Three brand name candidates were developed, each tested for trademark availability, domain availability, pronunciation ease across Hindi and English, and consumer response. Orka — a word with no direct meaning in Hindi or English but with strong sonic qualities (short, memorable, slightly botanical in feel) — tested highest on recall, uniqueness, and premium perception. The visual identity developed from this positioning: a restrained colour palette of deep forest green, warm cream, and burnished copper; a logotype in a custom serif with slight Art Nouveau botanical details; and a packaging language of clean structure with embossed ingredient illustrations.
The launch strategy was built around two channels: micro-influencer seeding (50 dermatologists, aestheticians, and beauty content creators with 10,000-80,000 followers in the skincare niche) beginning 6 weeks pre-launch, and a Meta and Google performance marketing campaign activated at launch. Influencer selection prioritised credibility and niche relevance over raw follower count — a dermatologist recommending the formulation approach carried more weight with Orka's target customer than a lifestyle influencer with ten times the following.
The Solution
The complete brand identity system was delivered in eight weeks: logo and logotype, colour palette, typography system, photography art direction guidelines, packaging design across six SKUs in two packaging formats, and a brand book codifying all standards for internal use and third-party suppliers. The packaging design won a Red Dot Design Award nomination in its first year. All packaging was designed print-ready, and the print production process was supervised by our team through two rounds of physical sampling to ensure colour fidelity and embossing quality matched the digital specifications.

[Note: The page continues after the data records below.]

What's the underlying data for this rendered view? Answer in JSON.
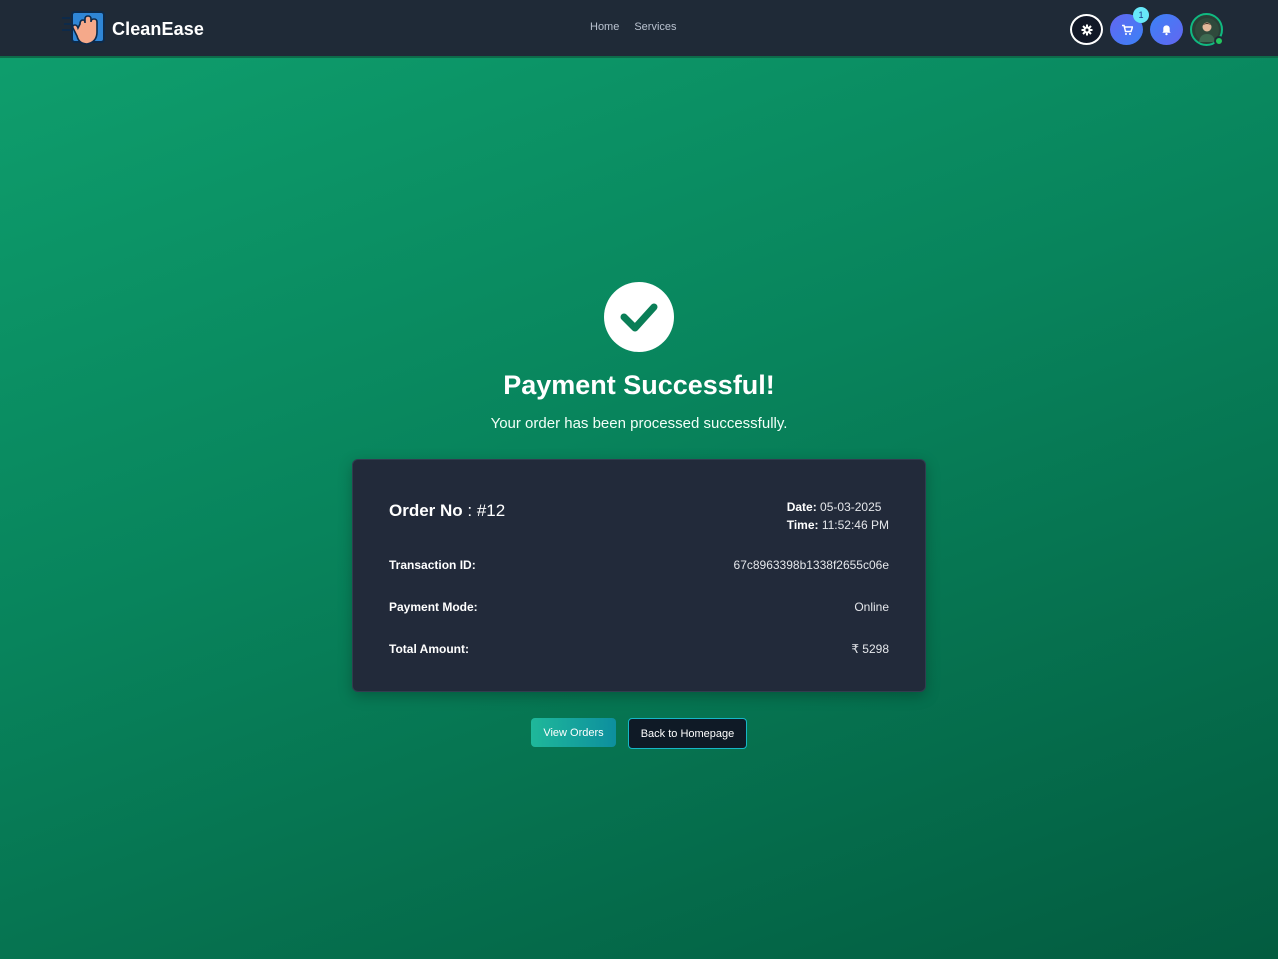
{
  "navbar": {
    "brand": "CleanEase",
    "links": [
      "Home",
      "Services"
    ],
    "icons": {
      "settings": "gear-icon",
      "cart": "cart-icon",
      "notifications": "bell-icon",
      "avatar": "user-avatar"
    },
    "cart_count": "1"
  },
  "main": {
    "title": "Payment Successful!",
    "subtitle": "Your order has been processed successfully.",
    "order": {
      "order_label": "Order No",
      "order_value": " : #12",
      "date_label": "Date:",
      "date_value": " 05-03-2025",
      "time_label": "Time:",
      "time_value": " 11:52:46 PM",
      "rows": [
        {
          "label": "Transaction ID:",
          "value": "67c8963398b1338f2655c06e"
        },
        {
          "label": "Payment Mode:",
          "value": "Online"
        },
        {
          "label": "Total Amount:",
          "value": "₹ 5298"
        }
      ]
    },
    "buttons": {
      "view_orders": "View Orders",
      "back_home": "Back to Homepage"
    }
  },
  "colors": {
    "navbar_bg": "#1f2a37",
    "page_gradient_start": "#0fa06e",
    "page_gradient_end": "#035c40",
    "card_bg": "#222a3a",
    "check_color": "#0a7e57"
  }
}
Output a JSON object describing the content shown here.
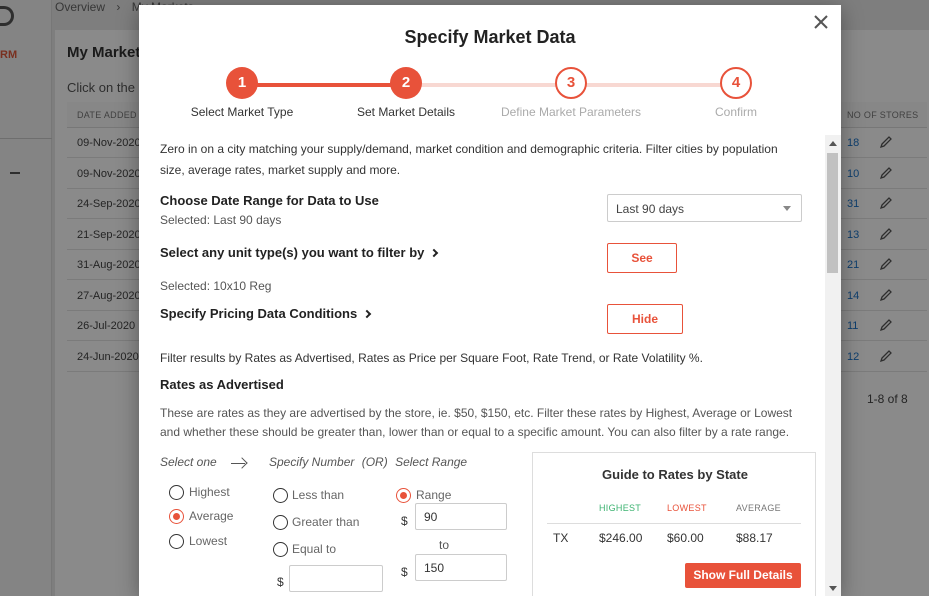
{
  "background": {
    "brand": "RM",
    "breadcrumb": {
      "overview": "Overview",
      "sep": "›",
      "current": "My Markets"
    },
    "title": "My Markets",
    "subtitle": "Click on the",
    "columns": {
      "date_added": "DATE ADDED",
      "no_of_stores": "NO OF STORES"
    },
    "rows": [
      {
        "date": "09-Nov-2020",
        "stores": "18"
      },
      {
        "date": "09-Nov-2020",
        "stores": "10"
      },
      {
        "date": "24-Sep-2020",
        "stores": "31"
      },
      {
        "date": "21-Sep-2020",
        "stores": "13"
      },
      {
        "date": "31-Aug-2020",
        "stores": "21"
      },
      {
        "date": "27-Aug-2020",
        "stores": "14"
      },
      {
        "date": "26-Jul-2020",
        "stores": "11"
      },
      {
        "date": "24-Jun-2020",
        "stores": "12"
      }
    ],
    "pager": "1-8 of 8"
  },
  "modal": {
    "title": "Specify Market Data",
    "close_icon": "close-icon",
    "steps": [
      {
        "number": "1",
        "label": "Select Market Type",
        "state": "done"
      },
      {
        "number": "2",
        "label": "Set Market Details",
        "state": "current"
      },
      {
        "number": "3",
        "label": "Define Market Parameters",
        "state": "todo"
      },
      {
        "number": "4",
        "label": "Confirm",
        "state": "todo"
      }
    ],
    "intro": "Zero in on a city matching your supply/demand, market condition and demographic criteria. Filter cities by population size, average rates, market supply and more.",
    "date_range": {
      "heading": "Choose Date Range for Data to Use",
      "selected": "Selected: Last 90 days",
      "value": "Last 90 days"
    },
    "unit_types": {
      "heading": "Select any unit type(s) you want to filter by",
      "button": "See",
      "selected": "Selected: 10x10 Reg"
    },
    "pricing": {
      "heading": "Specify Pricing Data Conditions",
      "button": "Hide"
    },
    "filter_line": "Filter results by Rates as Advertised, Rates as Price per Square Foot, Rate Trend, or Rate Volatility %.",
    "rates": {
      "heading": "Rates as Advertised",
      "description": "These are rates as they are advertised by the store, ie. $50, $150, etc. Filter these rates by Highest, Average or Lowest and whether these should be greater than, lower than or equal to a specific amount. You can also filter by a rate range.",
      "select_one": "Select one",
      "specify_number": "Specify Number",
      "or": "(OR)",
      "select_range": "Select Range",
      "options": {
        "highest": "Highest",
        "average": "Average",
        "lowest": "Lowest"
      },
      "selected_option": "Average",
      "comparisons": {
        "less_than": "Less than",
        "greater_than": "Greater than",
        "equal_to": "Equal to",
        "range": "Range"
      },
      "selected_comparison": "Range",
      "currency": "$",
      "amount": "",
      "range_from": "90",
      "range_to_label": "to",
      "range_to": "150"
    },
    "guide": {
      "title": "Guide to Rates by State",
      "headers": {
        "highest": "HIGHEST",
        "lowest": "LOWEST",
        "average": "AVERAGE"
      },
      "row": {
        "state": "TX",
        "highest": "$246.00",
        "lowest": "$60.00",
        "average": "$88.17"
      },
      "button": "Show Full Details"
    }
  },
  "colors": {
    "accent": "#e8523a",
    "highest": "#3cb371",
    "lowest": "#e8523a"
  }
}
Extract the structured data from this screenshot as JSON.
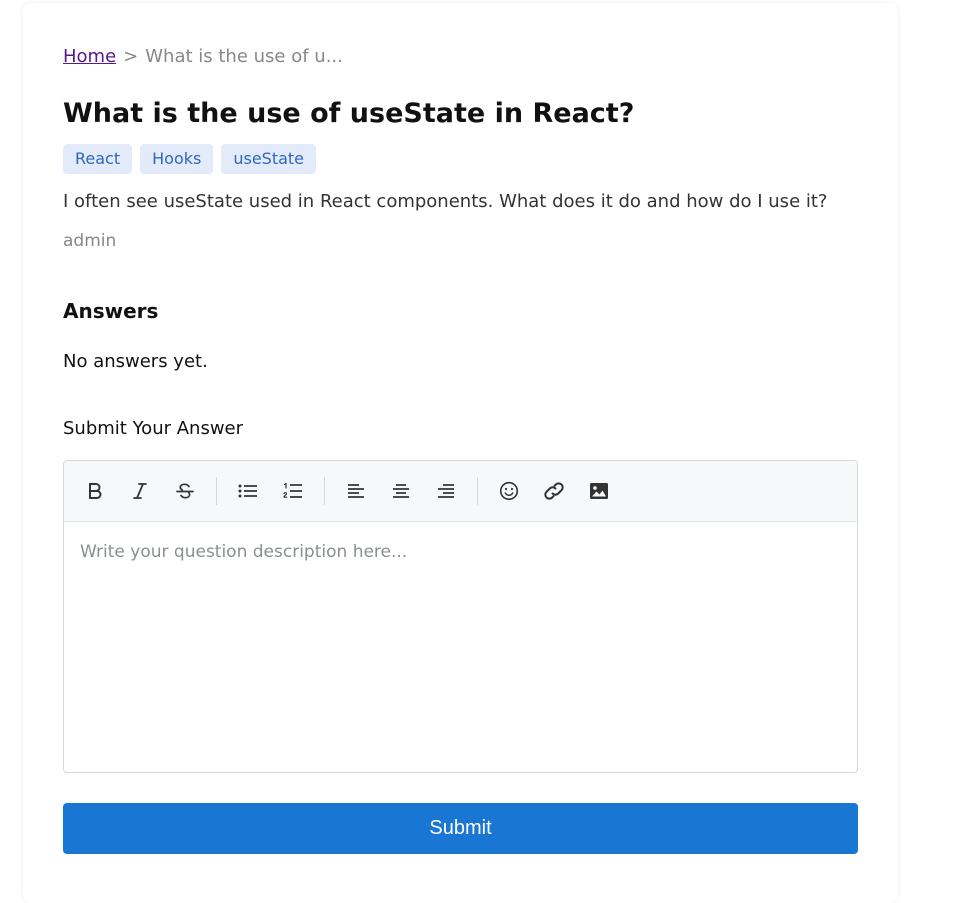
{
  "breadcrumb": {
    "home_label": "Home",
    "separator": ">",
    "current": "What is the use of u..."
  },
  "question": {
    "title": "What is the use of useState in React?",
    "tags": [
      "React",
      "Hooks",
      "useState"
    ],
    "body": "I often see useState used in React components. What does it do and how do I use it?",
    "author": "admin"
  },
  "answers": {
    "heading": "Answers",
    "empty_text": "No answers yet."
  },
  "answer_form": {
    "label": "Submit Your Answer",
    "placeholder": "Write your question description here...",
    "toolbar_icons": [
      "bold-icon",
      "italic-icon",
      "strikethrough-icon",
      "bullet-list-icon",
      "numbered-list-icon",
      "align-left-icon",
      "align-center-icon",
      "align-right-icon",
      "emoji-icon",
      "link-icon",
      "image-icon"
    ],
    "submit_label": "Submit"
  },
  "colors": {
    "accent": "#1976d2",
    "tag_bg": "#e3eaf9",
    "tag_text": "#2f67bd",
    "link_visited": "#551a8b"
  }
}
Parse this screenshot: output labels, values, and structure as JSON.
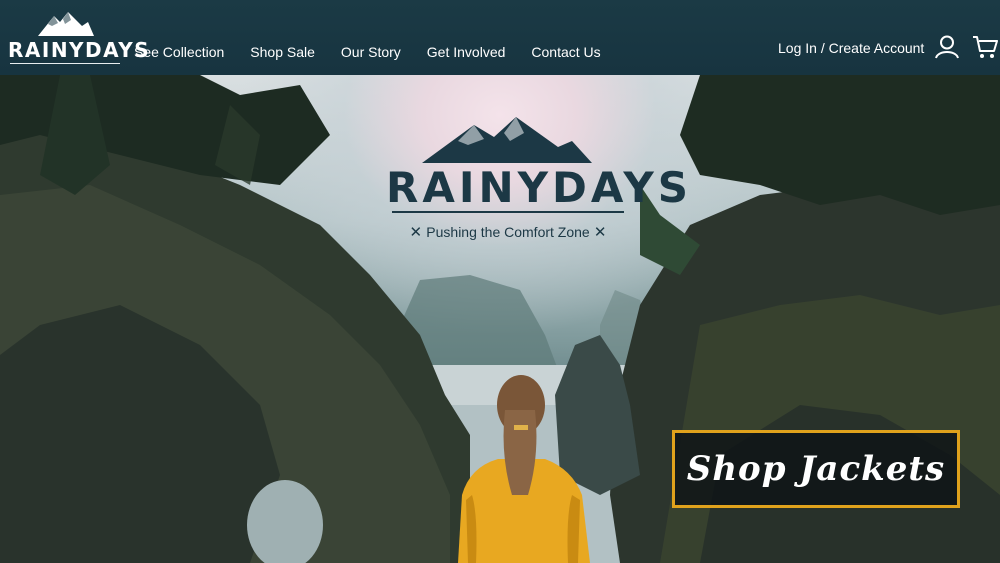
{
  "brand": {
    "name": "RAINYDAYS"
  },
  "nav": {
    "links": [
      {
        "label": "See Collection"
      },
      {
        "label": "Shop Sale"
      },
      {
        "label": "Our Story"
      },
      {
        "label": "Get Involved"
      },
      {
        "label": "Contact Us"
      }
    ],
    "account_label": "Log In / Create Account",
    "icons": [
      "user-icon",
      "cart-icon"
    ]
  },
  "hero": {
    "title": "RAINYDAYS",
    "tagline": "Pushing the Comfort Zone",
    "cta_label": "Shop Jackets",
    "icons": [
      "mountain-logo-icon"
    ]
  },
  "colors": {
    "nav_bg": "#1b3a45",
    "logo_text": "#1c3845",
    "cta_border": "#e0a21c",
    "jacket": "#e8a821"
  }
}
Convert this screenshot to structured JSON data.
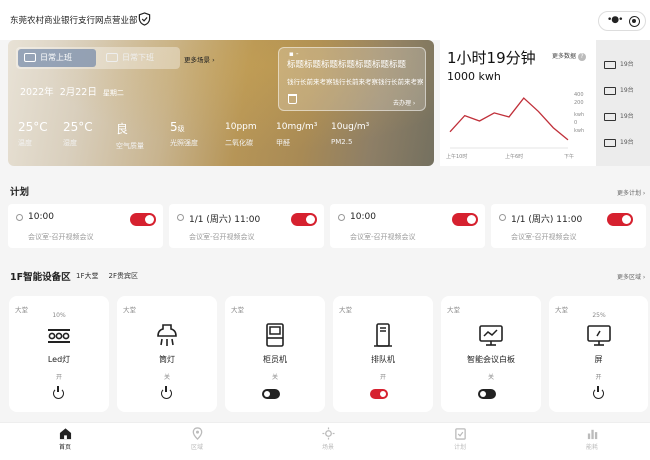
{
  "header": {
    "title": "东莞农村商业银行支行网点营业部"
  },
  "hero": {
    "modes": [
      {
        "label": "日常上班"
      },
      {
        "label": "日常下班"
      }
    ],
    "more_scene": "更多场景",
    "date": {
      "year": "2022年",
      "md": "2月22日",
      "weekday": "星期二"
    },
    "stats": [
      {
        "value": "25°C",
        "unit": "",
        "label": "温度"
      },
      {
        "value": "25°C",
        "unit": "",
        "label": "湿度"
      },
      {
        "value": "良",
        "unit": "",
        "label": "空气质量"
      },
      {
        "value": "5",
        "unit": "级",
        "label": "光照强度"
      },
      {
        "value": "10ppm",
        "unit": "",
        "label": "二氧化碳"
      },
      {
        "value": "10mg/m³",
        "unit": "",
        "label": "甲醛"
      },
      {
        "value": "10ug/m³",
        "unit": "",
        "label": "PM2.5"
      }
    ],
    "notice": {
      "title": "标题标题标题标题标题标题标题",
      "desc": "钱行长前来考察钱行长前来考察钱行长前来考察",
      "action": "去办理"
    }
  },
  "energy": {
    "duration": "1小时19分钟",
    "kwh": "1000 kwh",
    "more": "更多数据",
    "chart_data": {
      "type": "line",
      "x": [
        "上午10时",
        "",
        "",
        "上午6时",
        "",
        "",
        "下午"
      ],
      "values": [
        120,
        240,
        200,
        260,
        230,
        370,
        270,
        150,
        60
      ],
      "yticks": [
        "400",
        "200",
        "kwh",
        "0",
        "kwh"
      ],
      "color": "#c0303a"
    },
    "devices": [
      "19台",
      "19台",
      "19台",
      "19台"
    ]
  },
  "plan": {
    "title": "计划",
    "more": "更多计划",
    "items": [
      {
        "time": "10:00",
        "loc": "会议室-召开视频会议"
      },
      {
        "time": "1/1 (周六) 11:00",
        "loc": "会议室-召开视频会议"
      },
      {
        "time": "10:00",
        "loc": "会议室-召开视频会议"
      },
      {
        "time": "1/1 (周六) 11:00",
        "loc": "会议室-召开视频会议"
      }
    ]
  },
  "area": {
    "title": "1F智能设备区",
    "tabs": [
      "1F大堂",
      "2F贵宾区"
    ],
    "more": "更多区域",
    "devices": [
      {
        "tag": "大堂",
        "pct": "10%",
        "name": "Led灯",
        "state": "开",
        "icon": "led-icon",
        "control": "power"
      },
      {
        "tag": "大堂",
        "pct": "",
        "name": "筒灯",
        "state": "关",
        "icon": "downlight-icon",
        "control": "power"
      },
      {
        "tag": "大堂",
        "pct": "",
        "name": "柜员机",
        "state": "关",
        "icon": "atm-icon",
        "control": "toggle-off"
      },
      {
        "tag": "大堂",
        "pct": "",
        "name": "排队机",
        "state": "开",
        "icon": "queue-machine-icon",
        "control": "toggle-on"
      },
      {
        "tag": "大堂",
        "pct": "",
        "name": "智能会议白板",
        "state": "关",
        "icon": "whiteboard-icon",
        "control": "toggle-off"
      },
      {
        "tag": "大堂",
        "pct": "25%",
        "name": "屏",
        "state": "开",
        "icon": "screen-icon",
        "control": "power"
      }
    ]
  },
  "nav": [
    {
      "label": "首页",
      "icon": "home-icon"
    },
    {
      "label": "区域",
      "icon": "location-icon"
    },
    {
      "label": "场景",
      "icon": "scene-icon"
    },
    {
      "label": "计划",
      "icon": "plan-icon"
    },
    {
      "label": "能耗",
      "icon": "energy-icon"
    }
  ]
}
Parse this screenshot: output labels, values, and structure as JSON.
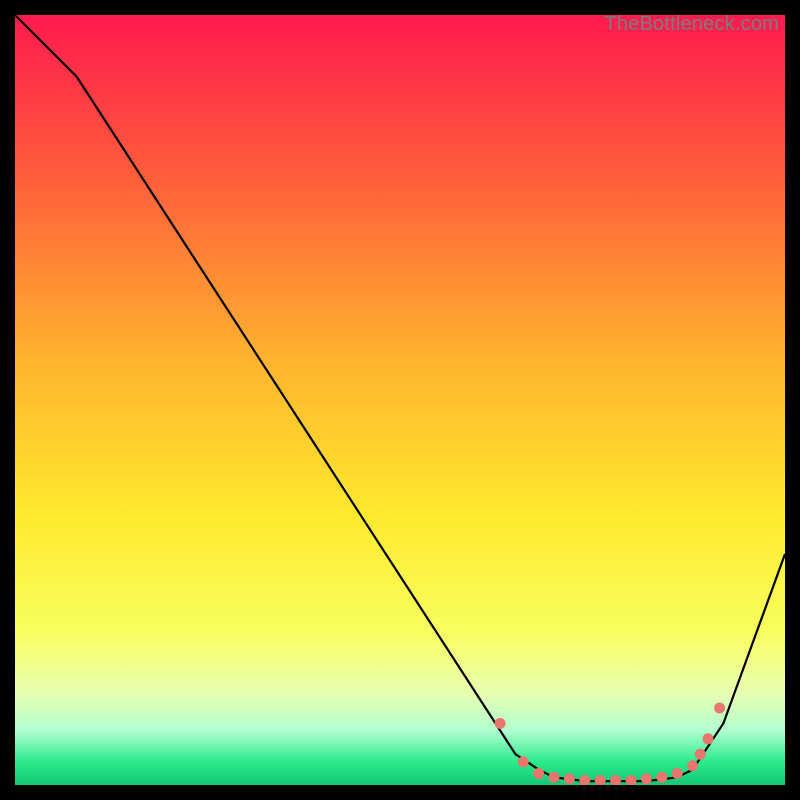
{
  "watermark": "TheBottleneck.com",
  "chart_data": {
    "type": "line",
    "title": "",
    "xlabel": "",
    "ylabel": "",
    "xlim": [
      0,
      100
    ],
    "ylim": [
      0,
      100
    ],
    "gradient_stops": [
      {
        "offset": 0,
        "color": "#ff1a4f"
      },
      {
        "offset": 20,
        "color": "#ff5a3c"
      },
      {
        "offset": 45,
        "color": "#ffb42e"
      },
      {
        "offset": 65,
        "color": "#ffe92e"
      },
      {
        "offset": 80,
        "color": "#f8ff5e"
      },
      {
        "offset": 88,
        "color": "#e9ffb0"
      },
      {
        "offset": 93,
        "color": "#b0ffd0"
      },
      {
        "offset": 97,
        "color": "#2bea8c"
      },
      {
        "offset": 100,
        "color": "#11c873"
      }
    ],
    "series": [
      {
        "name": "bottleneck-curve",
        "x": [
          0,
          4,
          8,
          65,
          68,
          70,
          74,
          78,
          82,
          86,
          88,
          92,
          100
        ],
        "y": [
          100,
          96,
          92,
          4,
          2,
          1,
          0.5,
          0.5,
          0.5,
          1,
          2,
          8,
          30
        ]
      }
    ],
    "markers": {
      "name": "highlight-dots",
      "color": "#e8766d",
      "x": [
        63,
        66,
        68,
        70,
        72,
        74,
        76,
        78,
        80,
        82,
        84,
        86,
        88,
        89,
        90,
        91.5
      ],
      "y": [
        8,
        3,
        1.5,
        1,
        0.8,
        0.6,
        0.6,
        0.6,
        0.6,
        0.8,
        1,
        1.5,
        2.5,
        4,
        6,
        10
      ]
    }
  }
}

The e-commerce website was built on Shopify with a custom theme developed from the brand's visual system — not a template. Page speed optimisation achieved a Lighthouse performance score of 94 on mobile, critical for the Instagram-to-website conversion journey that the launch campaign relied on. Product pages were structured for SEO around high-intent ingredient searches ('cold-pressed rosehip oil serum', 'vitamin C with Ayurvedic actives') to build organic traffic as a long-term counterbalance to paid acquisition.
The launch campaign generated 40,000 unique website visitors on launch day, driven by coordinated influencer content publishing and paid social activation. 4,200 orders were placed in the first 72 hours, generating ₹12 lakh in revenue against ₹1.8 lakh in marketing spend — a Day 1 ROAS of 6.7×. Within 30 days, Orka had restocked twice and placed a third production order. The brand's Instagram account reached 22,000 followers in 60 days, with organic content generating 40% of website traffic by month three.
Results.
40,000
unique visitors on launch day
₹12L
in Day 1 revenue from 4,200+ orders
6.7×
Day 1 ROAS on launch marketing spend
22K
Instagram followers in 60 days
Launch metrics represent the 72-hour window post-launch. Subsequent performance reflects ongoing engagement and is not guaranteed to be representative of future campaigns.